Athene was not at the end of her plans: the instant she judged Odysseus
satisfied with love and sleeping she let golden Dawn rise from the Ocean to
light mankind. With her rose Odysseus and held forth to his wife: "Lady mine,
hitherto we have both travailed exhaustively, you in lamenting the hindrances to
my return, I in the sorrows wherewith Zeus and the other Gods afflicted me,
homesick, far away: but now that we have both reached the bed of our desire, do
you take my indoor interests under your especial care.
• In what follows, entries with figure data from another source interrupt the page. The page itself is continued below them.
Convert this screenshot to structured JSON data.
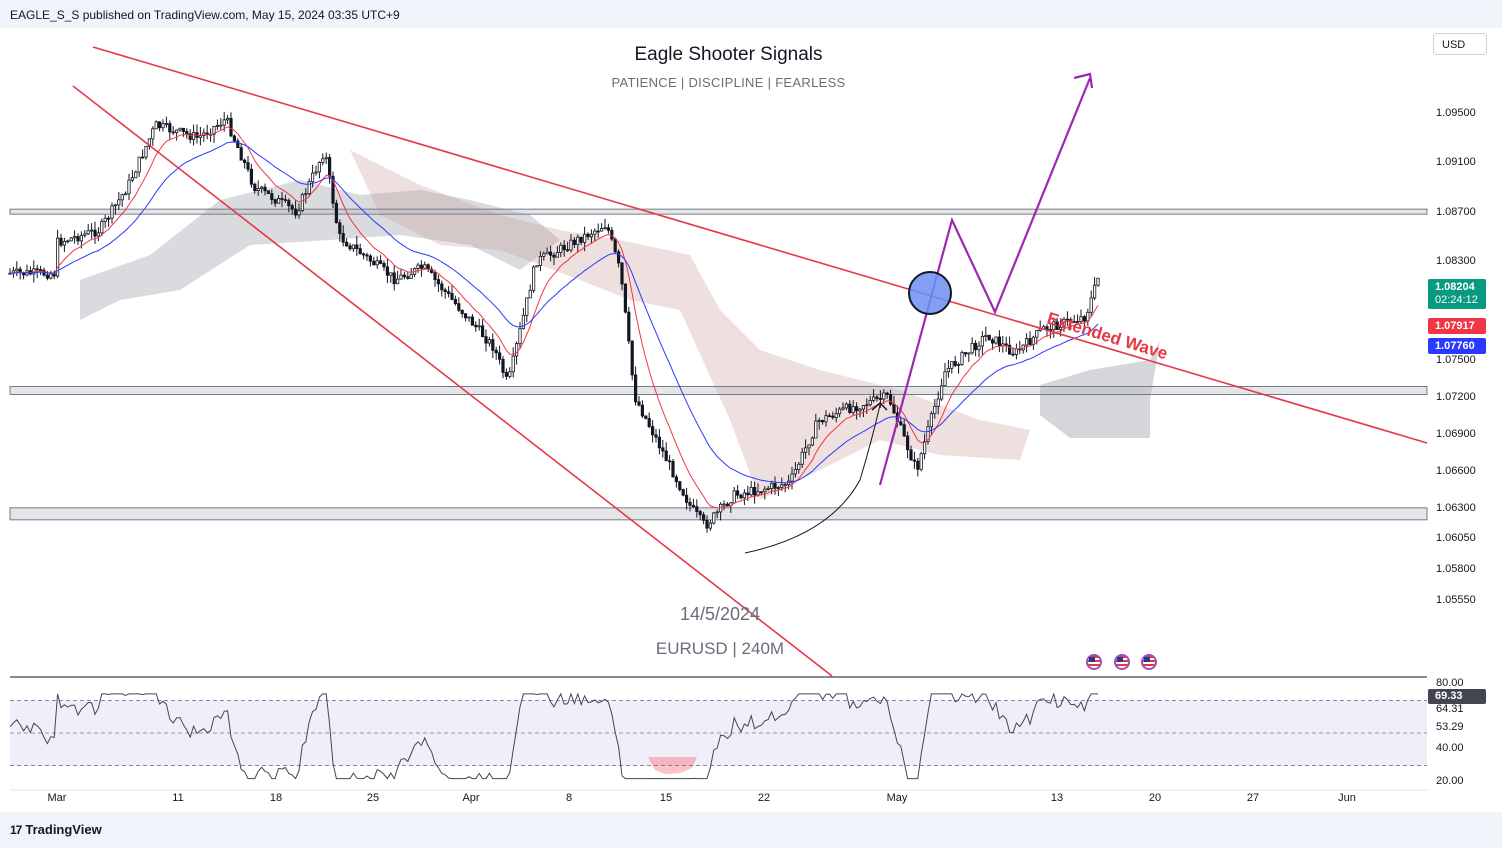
{
  "header": {
    "publisher": "EAGLE_S_S published on TradingView.com, May 15, 2024 03:35 UTC+9"
  },
  "footer": {
    "logo_mark": "17",
    "logo_text": "TradingView"
  },
  "scale": {
    "currency_button": "USD"
  },
  "title": "Eagle Shooter Signals",
  "subtitle": "PATIENCE | DISCIPLINE | FEARLESS",
  "notes": {
    "date": "14/5/2024",
    "pair": "EURUSD | 240M"
  },
  "colors": {
    "trendline": "#e53947",
    "projection": "#9c27b0",
    "ema_fast": "#f23645",
    "ema_slow": "#2a39ff",
    "bull_tag": "#089981",
    "rsi_line": "#434651",
    "rsi_band": "#7e57c2"
  },
  "chart_data": {
    "type": "line",
    "symbol": "EURUSD",
    "timeframe": "240M",
    "x_ticks": [
      "Mar",
      "11",
      "18",
      "25",
      "Apr",
      "8",
      "15",
      "22",
      "May",
      "13",
      "20",
      "27",
      "Jun"
    ],
    "y_ticks": [
      "1.09500",
      "1.09100",
      "1.08700",
      "1.08300",
      "1.07500",
      "1.07200",
      "1.06900",
      "1.06600",
      "1.06300",
      "1.06050",
      "1.05800",
      "1.05550"
    ],
    "ylim": [
      1.0535,
      1.0995
    ],
    "price_series": [
      {
        "x": "Mar 1",
        "y": 1.0845
      },
      {
        "x": "Mar 4",
        "y": 1.0855
      },
      {
        "x": "Mar 6",
        "y": 1.089
      },
      {
        "x": "Mar 8",
        "y": 1.094
      },
      {
        "x": "Mar 11",
        "y": 1.093
      },
      {
        "x": "Mar 13",
        "y": 1.0945
      },
      {
        "x": "Mar 15",
        "y": 1.089
      },
      {
        "x": "Mar 18",
        "y": 1.087
      },
      {
        "x": "Mar 20",
        "y": 1.092
      },
      {
        "x": "Mar 21",
        "y": 1.085
      },
      {
        "x": "Mar 25",
        "y": 1.0815
      },
      {
        "x": "Mar 27",
        "y": 1.0825
      },
      {
        "x": "Apr 1",
        "y": 1.076
      },
      {
        "x": "Apr 2",
        "y": 1.073
      },
      {
        "x": "Apr 4",
        "y": 1.083
      },
      {
        "x": "Apr 5",
        "y": 1.0835
      },
      {
        "x": "Apr 9",
        "y": 1.086
      },
      {
        "x": "Apr 10",
        "y": 1.082
      },
      {
        "x": "Apr 11",
        "y": 1.072
      },
      {
        "x": "Apr 15",
        "y": 1.063
      },
      {
        "x": "Apr 16",
        "y": 1.0615
      },
      {
        "x": "Apr 18",
        "y": 1.064
      },
      {
        "x": "Apr 22",
        "y": 1.065
      },
      {
        "x": "Apr 24",
        "y": 1.07
      },
      {
        "x": "Apr 26",
        "y": 1.071
      },
      {
        "x": "Apr 29",
        "y": 1.072
      },
      {
        "x": "May 1",
        "y": 1.066
      },
      {
        "x": "May 3",
        "y": 1.074
      },
      {
        "x": "May 6",
        "y": 1.077
      },
      {
        "x": "May 8",
        "y": 1.0755
      },
      {
        "x": "May 10",
        "y": 1.0775
      },
      {
        "x": "May 13",
        "y": 1.0785
      },
      {
        "x": "May 14",
        "y": 1.082
      }
    ],
    "ema_fast": 1.07917,
    "ema_slow": 1.0776,
    "last_price": 1.08204,
    "countdown": "02:24:12",
    "labels": {
      "last_price": "1.08204",
      "countdown": "02:24:12",
      "ema_fast": "1.07917",
      "ema_slow": "1.07760"
    },
    "horizontal_zones": [
      1.087,
      1.0725,
      1.0625
    ],
    "annotation": "Extended Wave",
    "rsi": {
      "y_ticks": [
        "80.00",
        "40.00",
        "20.00"
      ],
      "levels": [
        "64.31",
        "53.29"
      ],
      "current": "69.33",
      "ylim": [
        15,
        85
      ]
    }
  }
}
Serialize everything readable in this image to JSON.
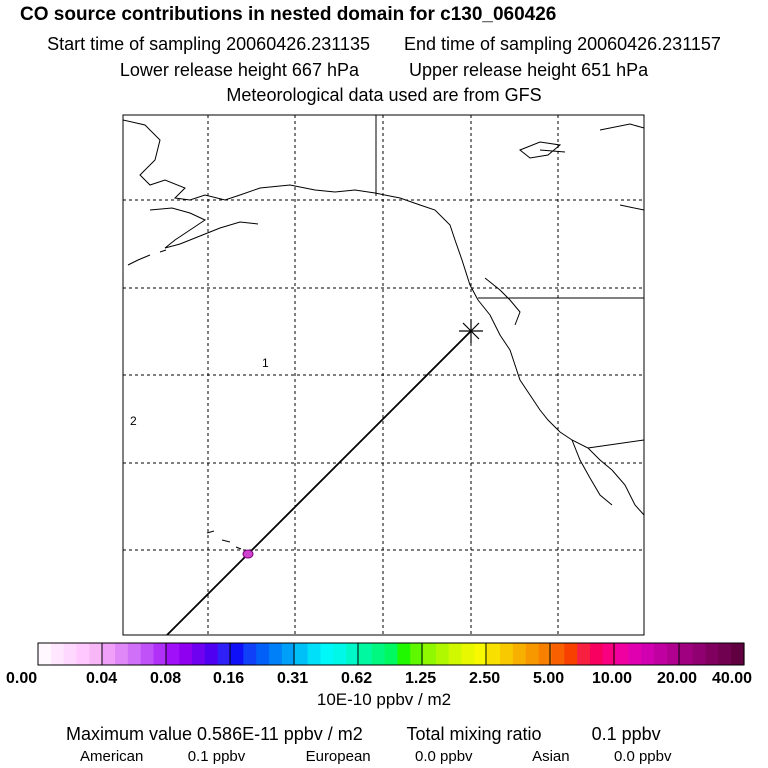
{
  "header": {
    "title": "CO  source contributions in nested domain for c130_060426",
    "start_label": "Start time of sampling 20060426.231135",
    "end_label": "End time of sampling 20060426.231157",
    "lower_label": "Lower release height  667 hPa",
    "upper_label": "Upper release height  651 hPa",
    "met_label": "Meteorological data used are from GFS"
  },
  "map": {
    "region_labels": [
      "1",
      "2"
    ],
    "colors": {
      "plume": "#cc44cc",
      "line": "#000000"
    }
  },
  "colorbar": {
    "tick_labels": [
      "0.00",
      "0.04",
      "0.08",
      "0.16",
      "0.31",
      "0.62",
      "1.25",
      "2.50",
      "5.00",
      "10.00",
      "20.00",
      "40.00"
    ],
    "units": "10E-10 ppbv / m2",
    "colors": [
      "#fff8ff",
      "#ffe8ff",
      "#ffd8ff",
      "#ffc8ff",
      "#f8b8f8",
      "#f0a0f8",
      "#e088f8",
      "#d070f8",
      "#c050f8",
      "#b030f8",
      "#a010f8",
      "#9000f0",
      "#7000f0",
      "#5000f0",
      "#3020f8",
      "#1010f8",
      "#1040f8",
      "#0060f8",
      "#0080f8",
      "#00a0f8",
      "#00c0f8",
      "#00e0f8",
      "#00f8f8",
      "#00f8e8",
      "#00f8c8",
      "#00f8a0",
      "#00f880",
      "#00f860",
      "#20f800",
      "#60f800",
      "#90f800",
      "#b0f800",
      "#d0f800",
      "#e8f800",
      "#f8f800",
      "#f8e000",
      "#f8c800",
      "#f8b000",
      "#f89800",
      "#f88000",
      "#f86000",
      "#f84000",
      "#f82040",
      "#f80060",
      "#f80080",
      "#f000a0",
      "#e000b0",
      "#d000b0",
      "#c000a0",
      "#b00090",
      "#a00080",
      "#900070",
      "#800060",
      "#700050",
      "#600040"
    ]
  },
  "summary": {
    "max_label": "Maximum value  0.586E-11 ppbv / m2",
    "total_label": "Total mixing ratio",
    "total_value": "0.1 ppbv",
    "american_label": "American",
    "american_value": "0.1 ppbv",
    "european_label": "European",
    "european_value": "0.0 ppbv",
    "asian_label": "Asian",
    "asian_value": "0.0 ppbv"
  }
}
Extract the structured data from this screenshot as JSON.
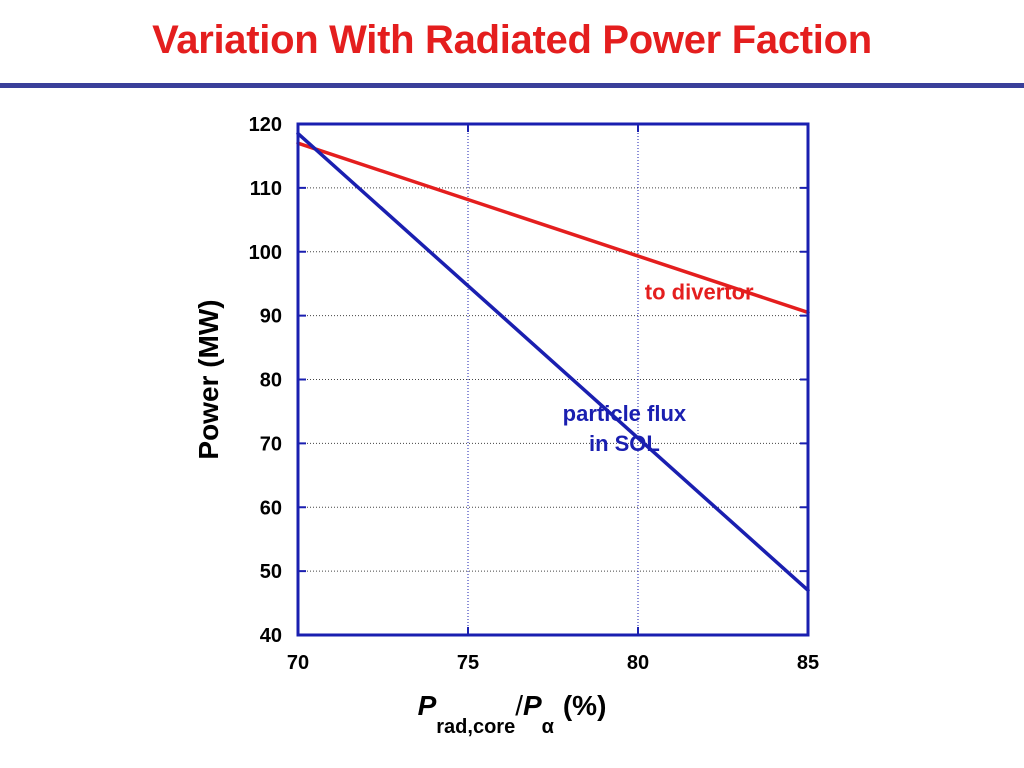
{
  "slide": {
    "title": "Variation With Radiated Power Faction"
  },
  "chart_data": {
    "type": "line",
    "title": "Variation With Radiated Power Faction",
    "ylabel": "Power (MW)",
    "xlabel_parts": {
      "p1": "P",
      "sub1": "rad,core",
      "slash": "/",
      "p2": "P",
      "sub2": "α",
      "unit": "(%)"
    },
    "xlim": [
      70,
      85
    ],
    "ylim": [
      40,
      120
    ],
    "xticks": [
      70,
      75,
      80,
      85
    ],
    "yticks": [
      40,
      50,
      60,
      70,
      80,
      90,
      100,
      110,
      120
    ],
    "grid": true,
    "series": [
      {
        "name": "to divertor",
        "color": "#e41e1e",
        "x": [
          70,
          85
        ],
        "y": [
          117,
          90.5
        ]
      },
      {
        "name": "particle flux in SOL",
        "color": "#1a1fb0",
        "x": [
          70,
          85
        ],
        "y": [
          118.5,
          47
        ]
      }
    ],
    "annotations": [
      {
        "lines": [
          "to divertor"
        ],
        "color": "#e41e1e",
        "x": 81.8,
        "y": 92.5
      },
      {
        "lines": [
          "particle flux",
          "in SOL"
        ],
        "color": "#1a1fb0",
        "x": 79.6,
        "y": 73.5
      }
    ]
  }
}
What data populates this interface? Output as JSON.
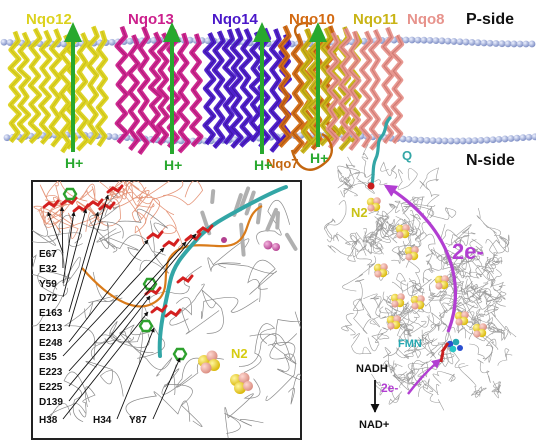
{
  "sides": {
    "p_side": "P-side",
    "n_side": "N-side"
  },
  "subunits": [
    {
      "label": "Nqo12",
      "color": "#dcd21e"
    },
    {
      "label": "Nqo13",
      "color": "#cc1f8c"
    },
    {
      "label": "Nqo14",
      "color": "#4a18c9"
    },
    {
      "label": "Nqo10",
      "color": "#d36a12"
    },
    {
      "label": "Nqo11",
      "color": "#c9b416"
    },
    {
      "label": "Nqo8",
      "color": "#e7938c"
    }
  ],
  "nqo7": {
    "label": "Nqo7",
    "color": "#c3660f"
  },
  "proton_label": "H+",
  "proton_arrow_color": "#28a82e",
  "quinone": {
    "label": "Q",
    "color": "#33a6a6"
  },
  "clusters": {
    "label": "N2",
    "color": "#e4dc22"
  },
  "electrons": {
    "big": "2e-",
    "small": "2e-",
    "color": "#b23ed2"
  },
  "fmn": {
    "label": "FMN",
    "color": "#26a8b2"
  },
  "nadh": {
    "from": "NADH",
    "to": "NAD+"
  },
  "inset": {
    "cluster_label": "N2",
    "residues": [
      "E67",
      "E32",
      "Y59",
      "D72",
      "E163",
      "E213",
      "E248",
      "E35",
      "E223",
      "E225",
      "D139",
      "H38",
      "H34",
      "Y87"
    ]
  }
}
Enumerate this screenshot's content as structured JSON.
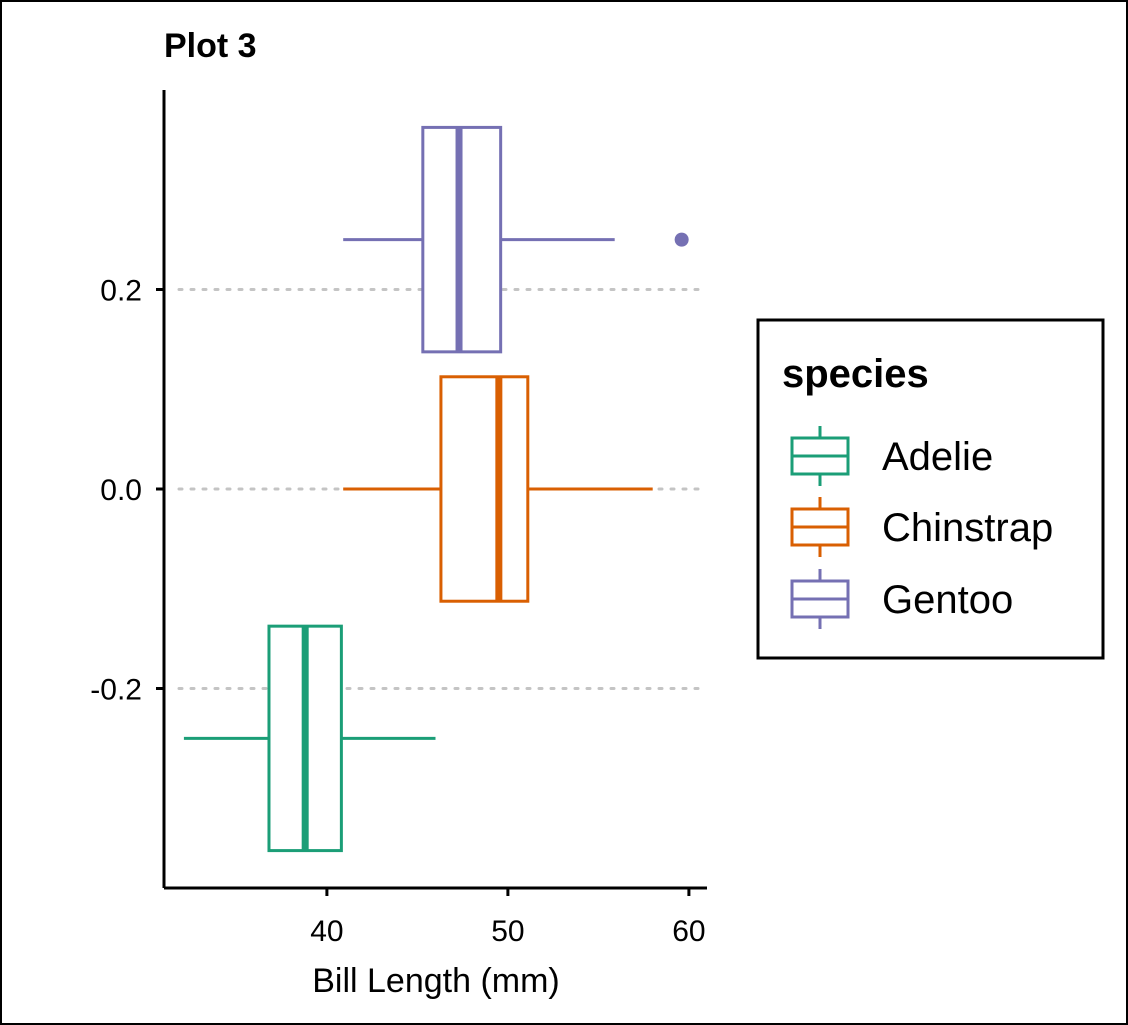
{
  "chart_data": {
    "type": "boxplot",
    "orientation": "horizontal",
    "title": "Plot 3",
    "xlabel": "Bill Length (mm)",
    "ylabel": "",
    "xlim": [
      31,
      61
    ],
    "ylim": [
      -0.4,
      0.4
    ],
    "x_ticks": [
      40,
      50,
      60
    ],
    "y_ticks": [
      0.2,
      0.0,
      -0.2
    ],
    "y_tick_labels": [
      "0.2",
      "0.0",
      "-0.2"
    ],
    "grid": "horizontal-dotted",
    "legend": {
      "title": "species",
      "placement": "right"
    },
    "series": [
      {
        "name": "Adelie",
        "color": "#1B9E77",
        "position": -0.25,
        "whisker_low": 32.1,
        "q1": 36.8,
        "median": 38.8,
        "q3": 40.8,
        "whisker_high": 46.0,
        "outliers": []
      },
      {
        "name": "Chinstrap",
        "color": "#D95F02",
        "position": 0.0,
        "whisker_low": 40.9,
        "q1": 46.3,
        "median": 49.5,
        "q3": 51.1,
        "whisker_high": 58.0,
        "outliers": []
      },
      {
        "name": "Gentoo",
        "color": "#7570B3",
        "position": 0.25,
        "whisker_low": 40.9,
        "q1": 45.3,
        "median": 47.3,
        "q3": 49.6,
        "whisker_high": 55.9,
        "outliers": [
          59.6
        ]
      }
    ]
  }
}
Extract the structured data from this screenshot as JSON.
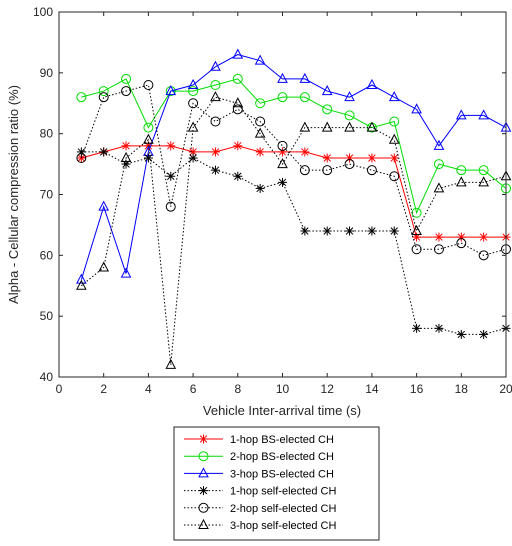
{
  "chart_data": {
    "type": "line",
    "xlabel": "Vehicle Inter-arrival time (s)",
    "ylabel": "Alpha - Cellular compression ratio (%)",
    "xlim": [
      0,
      20
    ],
    "ylim": [
      40,
      100
    ],
    "xticks": [
      "0",
      "2",
      "4",
      "6",
      "8",
      "10",
      "12",
      "14",
      "16",
      "18",
      "20"
    ],
    "yticks": [
      "40",
      "50",
      "60",
      "70",
      "80",
      "90",
      "100"
    ],
    "grid": false,
    "legend_position": "below plot",
    "x": [
      1,
      2,
      3,
      4,
      5,
      6,
      7,
      8,
      9,
      10,
      11,
      12,
      13,
      14,
      15,
      16,
      17,
      18,
      19,
      20
    ],
    "series": [
      {
        "name": "1-hop BS-elected CH",
        "color": "#ff0000",
        "marker": "asterisk",
        "linestyle": "solid",
        "values": [
          76,
          77,
          78,
          78,
          78,
          77,
          77,
          78,
          77,
          77,
          77,
          76,
          76,
          76,
          76,
          63,
          63,
          63,
          63,
          63
        ]
      },
      {
        "name": "2-hop BS-elected CH",
        "color": "#00dd00",
        "marker": "circle",
        "linestyle": "solid",
        "values": [
          86,
          87,
          89,
          81,
          87,
          87,
          88,
          89,
          85,
          86,
          86,
          84,
          83,
          81,
          82,
          67,
          75,
          74,
          74,
          71
        ]
      },
      {
        "name": "3-hop BS-elected CH",
        "color": "#0000ff",
        "marker": "triangle",
        "linestyle": "solid",
        "values": [
          56,
          68,
          57,
          77,
          87,
          88,
          91,
          93,
          92,
          89,
          89,
          87,
          86,
          88,
          86,
          84,
          78,
          83,
          83,
          81
        ]
      },
      {
        "name": "1-hop self-elected CH",
        "color": "#000000",
        "marker": "asterisk",
        "linestyle": "dotted",
        "values": [
          77,
          77,
          75,
          76,
          73,
          76,
          74,
          73,
          71,
          72,
          64,
          64,
          64,
          64,
          64,
          48,
          48,
          47,
          47,
          48
        ]
      },
      {
        "name": "2-hop self-elected CH",
        "color": "#000000",
        "marker": "circle",
        "linestyle": "dotted",
        "values": [
          76,
          86,
          87,
          88,
          68,
          85,
          82,
          84,
          82,
          78,
          74,
          74,
          75,
          74,
          73,
          61,
          61,
          62,
          60,
          61
        ]
      },
      {
        "name": "3-hop self-elected CH",
        "color": "#000000",
        "marker": "triangle",
        "linestyle": "dotted",
        "values": [
          55,
          58,
          76,
          79,
          42,
          81,
          86,
          85,
          80,
          75,
          81,
          81,
          81,
          81,
          79,
          64,
          71,
          72,
          72,
          73
        ]
      }
    ]
  }
}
As for the sheep
butchered by the impudent suitors, I shall go raid a-many, and more will the
Achaeans give me till the sheep-folds are full. But my first journey must be to
the plantations of our farm where I shall see the good father who has been in
grief for me. One prior consideration, however, I would put to your most subtle
mind, Lady. Upon the sunrise rumour will run abroad of the suitors I slew
within. So get above stairs with all your women and sit there, seeing and
questioning none."
He braced the splendid arms about his shoulders, called Telemachus, the neatherd
and the swineherd, and had them all take weapons of war in their hands - not that
they required urging. They did on their brazen breast-pieces, opened the doors
and marched out, Odysseus in the van. Day lay wide upon the face of the earth,
but Athene hid them in obscurity and led them swiftly from the town.